Kegagalan KPU dalam memahami filosofi dari asas Lex specialis lex generali itu juga menyebabkan ia melanggar asas Nullum delictum nulla poena sine praevia lege poenali. Sebab, tidak ada perbuatan yang dapat dipidana kecuali atas kekuatan aturan pidana dalam perundang- undangan yang telah ada sebelum perbuatan tersebut dilakukan.
Dikatakan demikian karena Irman Gusman sudah selesai menjalani seluruh masa pidananya sebelum MK mengeluarkan putusan No. 12/PUU-XXI/2023; dan sebelum MA mengeluarkan putusan No. 28 P/HUM/2023.
Memaksakan penerapan putusan MK dan putusan MA dimaksud terhadap Irman Gusman tentu saja merupakan penzaliman yang barbarik, karena melanggar asas Culpae poena par esto, bahwa hukuman harus setimpal dengan kejahatannya.
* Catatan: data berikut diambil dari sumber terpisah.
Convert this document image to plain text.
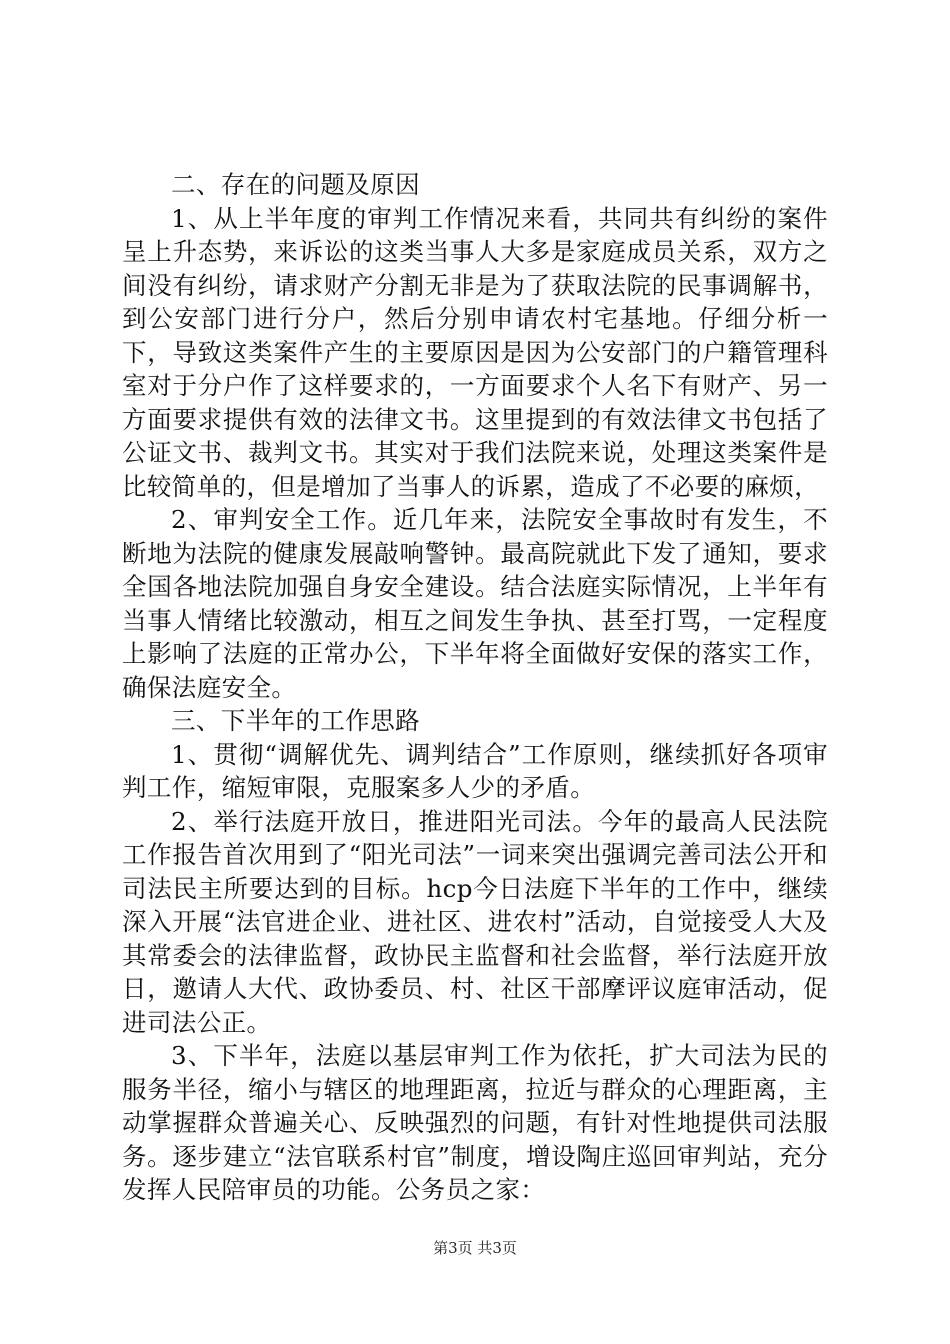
二、存在的问题及原因

1、从上半年度的审判工作情况来看，共同共有纠纷的案件呈上升态势，来诉讼的这类当事人大多是家庭成员关系，双方之间没有纠纷，请求财产分割无非是为了获取法院的民事调解书，到公安部门进行分户，然后分别申请农村宅基地。仔细分析一下，导致这类案件产生的主要原因是因为公安部门的户籍管理科室对于分户作了这样要求的，一方面要求个人名下有财产、另一方面要求提供有效的法律文书。这里提到的有效法律文书包括了公证文书、裁判文书。其实对于我们法院来说，处理这类案件是比较简单的，但是增加了当事人的诉累，造成了不必要的麻烦，

2、审判安全工作。近几年来，法院安全事故时有发生，不断地为法院的健康发展敲响警钟。最高院就此下发了通知，要求全国各地法院加强自身安全建设。结合法庭实际情况，上半年有当事人情绪比较激动，相互之间发生争执、甚至打骂，一定程度上影响了法庭的正常办公，下半年将全面做好安保的落实工作，确保法庭安全。

三、下半年的工作思路

1、贯彻“调解优先、调判结合”工作原则，继续抓好各项审判工作，缩短审限，克服案多人少的矛盾。

2、举行法庭开放日，推进阳光司法。今年的最高人民法院工作报告首次用到了“阳光司法”一词来突出强调完善司法公开和司法民主所要达到的目标。hcp今日法庭下半年的工作中，继续深入开展“法官进企业、进社区、进农村”活动，自觉接受人大及其常委会的法律监督，政协民主监督和社会监督，举行法庭开放日，邀请人大代、政协委员、村、社区干部摩评议庭审活动，促进司法公正。

3、下半年，法庭以基层审判工作为依托，扩大司法为民的服务半径，缩小与辖区的地理距离，拉近与群众的心理距离，主动掌握群众普遍关心、反映强烈的问题，有针对性地提供司法服务。逐步建立“法官联系村官”制度，增设陶庄巡回审判站，充分发挥人民陪审员的功能。公务员之家：

第3页 共3页
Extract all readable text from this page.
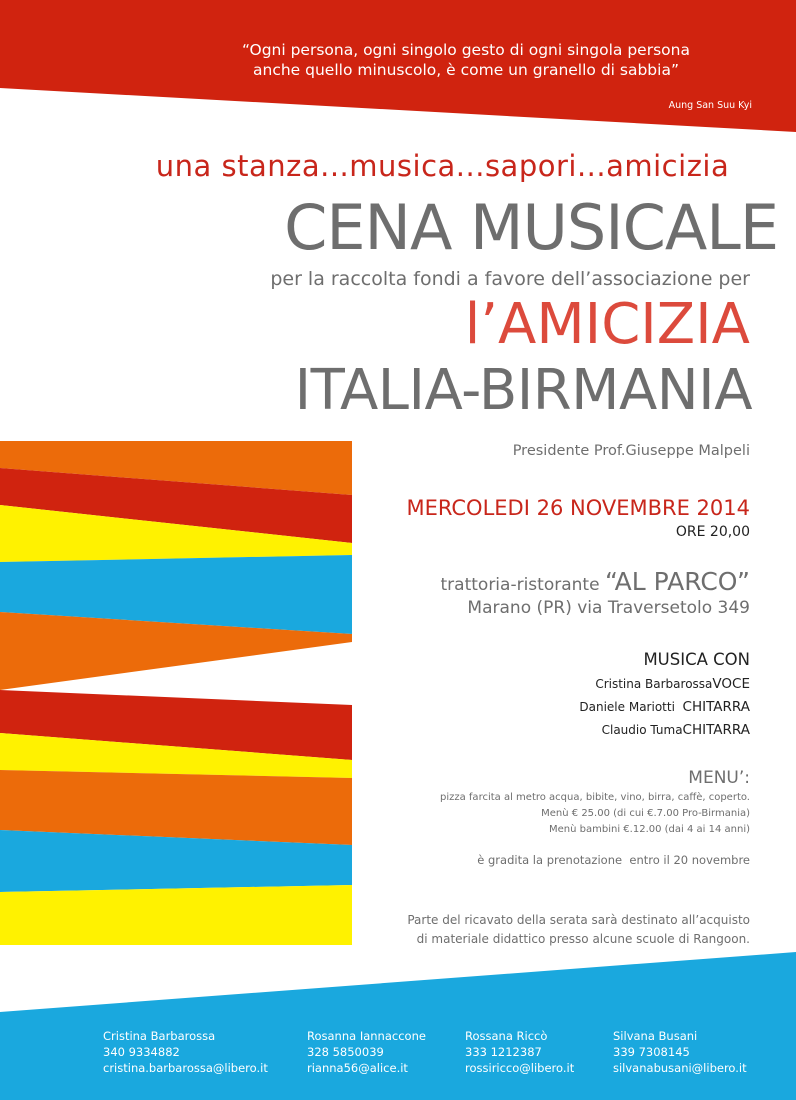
“Ogni persona, ogni singolo gesto di ogni singola persona
anche quello minuscolo, è come un granello di sabbia”
Aung San Suu Kyi
una stanza...musica...sapori...amicizia
CENA MUSICALE
per la raccolta fondi a favore dell’associazione per
l’AMICIZIA
ITALIA-BIRMANIA
Presidente Prof.Giuseppe Malpeli
MERCOLEDI 26 NOVEMBRE 2014
ORE 20,00
trattoria-ristorante “AL PARCO”
Marano (PR) via Traversetolo 349
MUSICA CON
Cristina BarbarossaVOCE
Daniele Mariotti CHITARRA
Claudio TumaCHITARRA
MENU’:
pizza farcita al metro acqua, bibite, vino, birra, caffè, coperto.
Menù € 25.00 (di cui €.7.00 Pro-Birmania)
Menù bambini €.12.00 (dai 4 ai 14 anni)
è gradita la prenotazione  entro il 20 novembre
Parte del ricavato della serata sarà destinato all’acquisto
di materiale didattico presso alcune scuole di Rangoon.
Cristina Barbarossa
340 9334882
cristina.barbarossa@libero.it
Rosanna Iannaccone
328 5850039
rianna56@alice.it
Rossana Riccò
333 1212387
rossiricco@libero.it
Silvana Busani
339 7308145
silvanabusani@libero.it
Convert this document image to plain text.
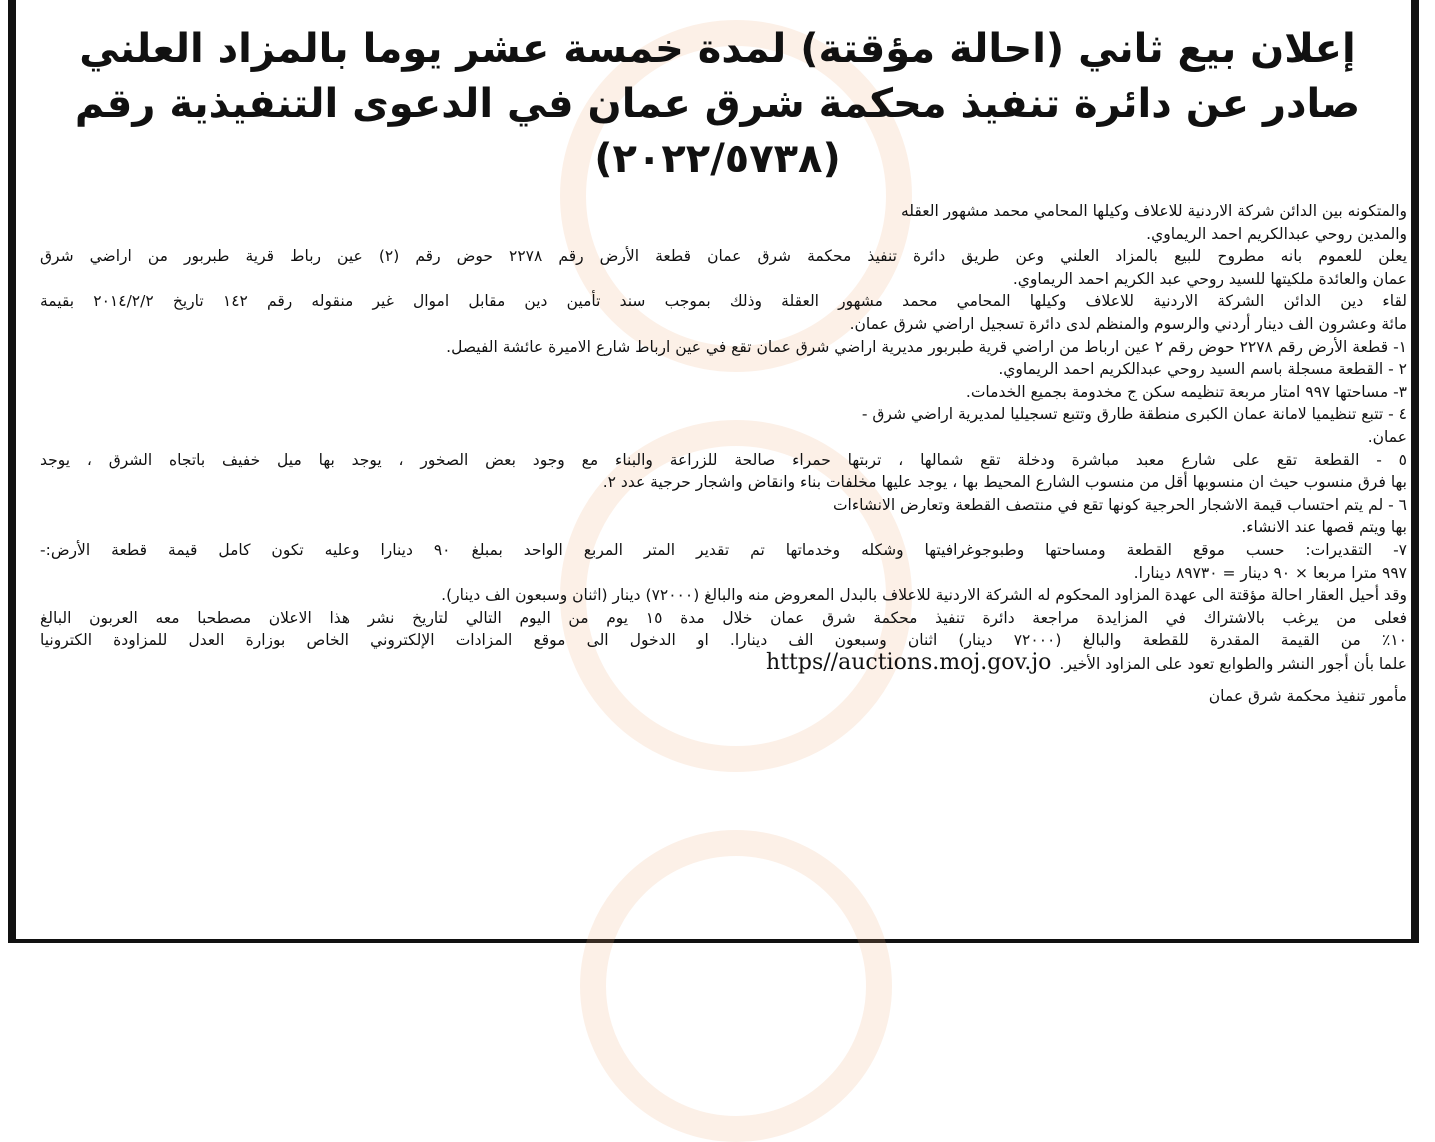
إعلان بيع ثاني (احالة مؤقتة) لمدة خمسة عشر يوما بالمزاد العلني
صادر عن دائرة تنفيذ محكمة شرق عمان في الدعوى التنفيذية رقم
(٢٠٢٢/٥٧٣٨)
والمتكونه بين الدائن شركة الاردنية للاعلاف وكيلها المحامي محمد مشهور العقله
والمدين روحي عبدالكريم احمد الريماوي.
يعلن للعموم بانه مطروح للبيع بالمزاد العلني وعن طريق دائرة تنفيذ محكمة شرق عمان قطعة الأرض رقم ٢٢٧٨ حوض رقم (٢) عين رباط قرية طبربور من اراضي شرق
عمان والعائدة ملكيتها للسيد روحي عبد الكريم احمد الريماوي.
لقاء دين الدائن الشركة الاردنية للاعلاف وكيلها المحامي محمد مشهور العقلة وذلك بموجب سند تأمين دين مقابل اموال غير منقوله رقم ١٤٢ تاريخ ٢٠١٤/٢/٢ بقيمة
مائة وعشرون الف دينار أردني والرسوم والمنظم لدى دائرة تسجيل اراضي شرق عمان.
١- قطعة الأرض رقم ٢٢٧٨ حوض رقم ٢ عين ارباط من اراضي قرية طبربور مديرية اراضي شرق عمان تقع في عين ارباط شارع الاميرة عائشة الفيصل.
٢ - القطعة مسجلة باسم السيد روحي عبدالكريم احمد الريماوي.
٣- مساحتها ٩٩٧ امتار مربعة تنظيمه سكن ج مخدومة بجميع الخدمات.
٤ - تتبع تنظيميا لامانة عمان الكبرى منطقة طارق وتتبع تسجيليا لمديرية اراضي شرق -
عمان.
٥ - القطعة تقع على شارع معبد مباشرة ودخلة تقع شمالها ، تربتها حمراء صالحة للزراعة والبناء مع وجود بعض الصخور ، يوجد بها ميل خفيف باتجاه الشرق ، يوجد
بها فرق منسوب حيث ان منسوبها أقل من منسوب الشارع المحيط بها ، يوجد عليها مخلفات بناء وانقاض واشجار حرجية عدد ٢.
٦ - لم يتم احتساب قيمة الاشجار الحرجية كونها تقع في منتصف القطعة وتعارض الانشاءات
بها ويتم قصها عند الانشاء.
٧- التقديرات: حسب موقع القطعة ومساحتها وطبوجوغرافيتها وشكله وخدماتها تم تقدير المتر المربع الواحد بمبلغ ٩٠ دينارا وعليه تكون كامل قيمة قطعة الأرض:-
٩٩٧ مترا مربعا × ٩٠ دينار = ٨٩٧٣٠ دينارا.
وقد أحيل العقار احالة مؤقتة الى عهدة المزاود المحكوم له الشركة الاردنية للاعلاف بالبدل المعروض منه والبالغ (٧٢٠٠٠) دينار (اثنان وسبعون الف دينار).
فعلى من يرغب بالاشتراك في المزايدة مراجعة دائرة تنفيذ محكمة شرق عمان خلال مدة ١٥ يوم من اليوم التالي لتاريخ نشر هذا الاعلان مصطحبا معه العربون البالغ
١٠٪ من القيمة المقدرة للقطعة والبالغ (٧٢٠٠٠ دينار) اثنان وسبعون الف دينارا. او الدخول الى موقع المزادات الإلكتروني الخاص بوزارة العدل للمزاودة الكترونيا
علما بأن أجور النشر والطوابع تعود على المزاود الأخير.
https//auctions.moj.gov.jo
مأمور تنفيذ محكمة شرق عمان
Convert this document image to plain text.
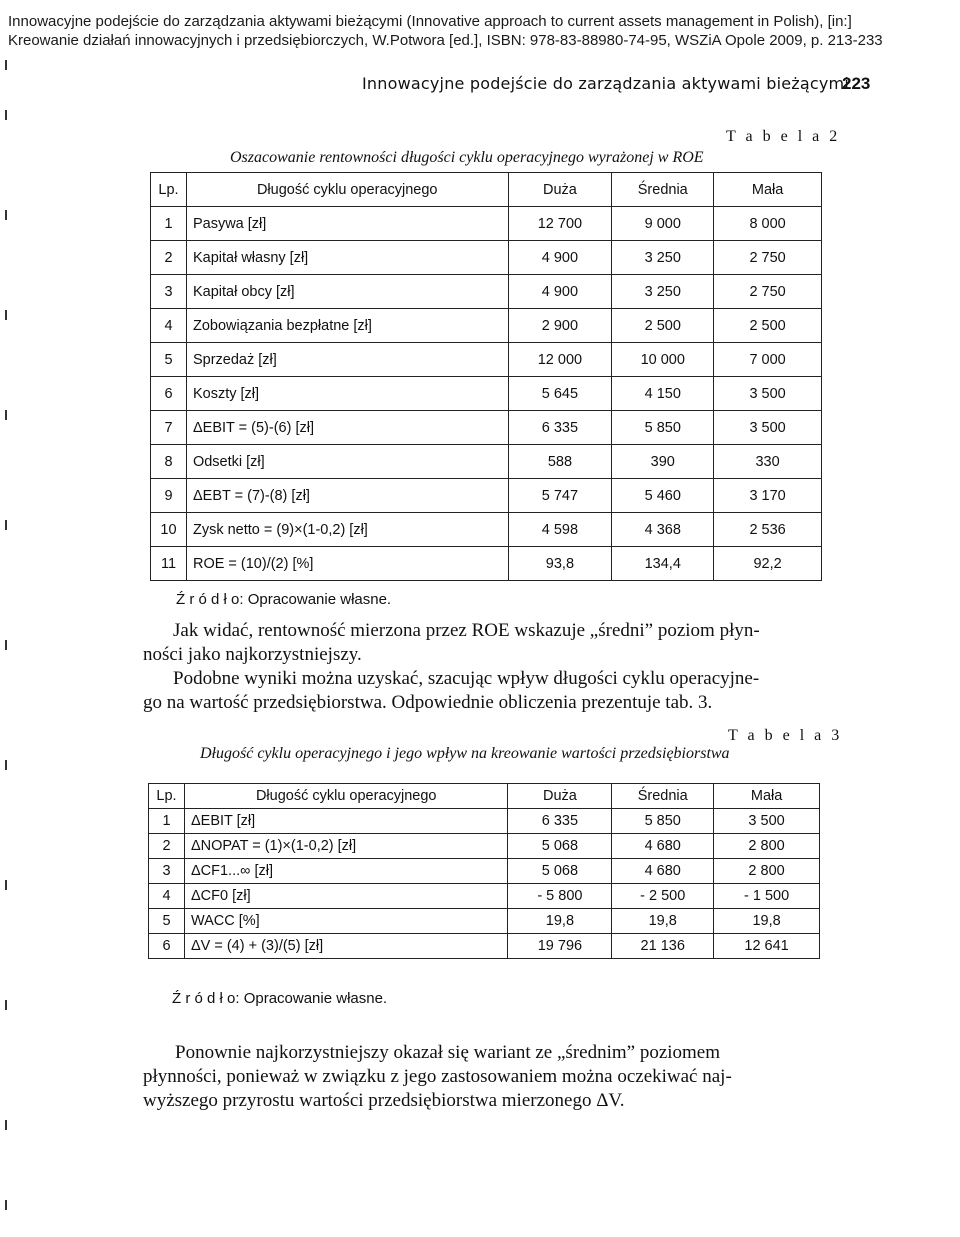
Innowacyjne podejście do zarządzania aktywami bieżącymi (Innovative approach to current assets management in Polish), [in:]
Kreowanie działań innowacyjnych i przedsiębiorczych, W.Potwora [ed.], ISBN: 978-83-88980-74-95, WSZiA Opole 2009, p. 213-233
Innowacyjne podejście do zarządzania aktywami bieżącymi
223
T a b e l a 2
Oszacowanie rentowności długości cyklu operacyjnego wyrażonej w ROE
Lp.	Długość cyklu operacyjnego	Duża	Średnia	Mała
1	Pasywa [zł]	12 700	9 000	8 000
2	Kapitał własny [zł]	4 900	3 250	2 750
3	Kapitał obcy [zł]	4 900	3 250	2 750
4	Zobowiązania bezpłatne [zł]	2 900	2 500	2 500
5	Sprzedaż [zł]	12 000	10 000	7 000
6	Koszty [zł]	5 645	4 150	3 500
7	ΔEBIT = (5)-(6) [zł]	6 335	5 850	3 500
8	Odsetki [zł]	588	390	330
9	ΔEBT = (7)-(8) [zł]	5 747	5 460	3 170
10	Zysk netto = (9)×(1-0,2) [zł]	4 598	4 368	2 536
11	ROE = (10)/(2) [%]	93,8	134,4	92,2
Ź r ó d ł o: Opracowanie własne.
Jak widać, rentowność mierzona przez ROE wskazuje „średni” poziom płyn-
ności jako najkorzystniejszy.
Podobne wyniki można uzyskać, szacując wpływ długości cyklu operacyjne-
go na wartość przedsiębiorstwa. Odpowiednie obliczenia prezentuje tab. 3.
T a b e l a 3
Długość cyklu operacyjnego i jego wpływ na kreowanie wartości przedsiębiorstwa
Lp.	Długość cyklu operacyjnego	Duża	Średnia	Mała
1	ΔEBIT [zł]	6 335	5 850	3 500
2	ΔNOPAT = (1)×(1-0,2) [zł]	5 068	4 680	2 800
3	ΔCF1...∞ [zł]	5 068	4 680	2 800
4	ΔCF0 [zł]	- 5 800	- 2 500	- 1 500
5	WACC [%]	19,8	19,8	19,8
6	ΔV = (4) + (3)/(5) [zł]	19 796	21 136	12 641
Ź r ó d ł o: Opracowanie własne.
Ponownie najkorzystniejszy okazał się wariant ze „średnim” poziomem
płynności, ponieważ w związku z jego zastosowaniem można oczekiwać naj-
wyższego przyrostu wartości przedsiębiorstwa mierzonego ΔV.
Padahal sejak menyelesaikan seluruh masa pidananya, Irman Gusman tidak melakukan kejahatan apa pun yang dapat dikenai sanksi pidana. Kenapa, setelah Irman Gusman menyelesaikan seluruh masa pidananya, negara menjatuhkan lagi pidana tambahan berupa pencabutan hak politik selama 5 (lima) tahun tanpa ada kesalahan atau pun kejahatan yang diperbuatnya?
Maka sudah tepat ketika MA dalam putusannya No. 28 P/HUM/2023 secara tegas menyatakan bahwa PKPU No. 11/2023 itu “tidak berlaku umum.” Artinya, hanya berlaku dalam kasus-kasus khusus (Lex specialis) yang mengesampingkan Lex generali.
Tapi ketika MA dalam putusan dimaksud memerintahkan KPU untuk mencabut Pasal 18 ayat (2) PKPU No.11/2023, maka KPU seharusnya mencabut PKPU tersebut lantas mengeluarkan PKPU terbaru yang tidak menyalahi asas Lex specialis dimaksud.
Untuk mencabut Pasal 18 ayat (2) PKPU No.11/2023 sesuai perintah putusan MA, atau pun untuk menerbitkan PKPU terbaru sebagaimana diterangkan di atas, KPU wajib berkonsultasi dengan DPR RI dan Pemerintah, sesuai perintah Pasal 75 UU No. 7 Tahun 2017 tentang Pemilu.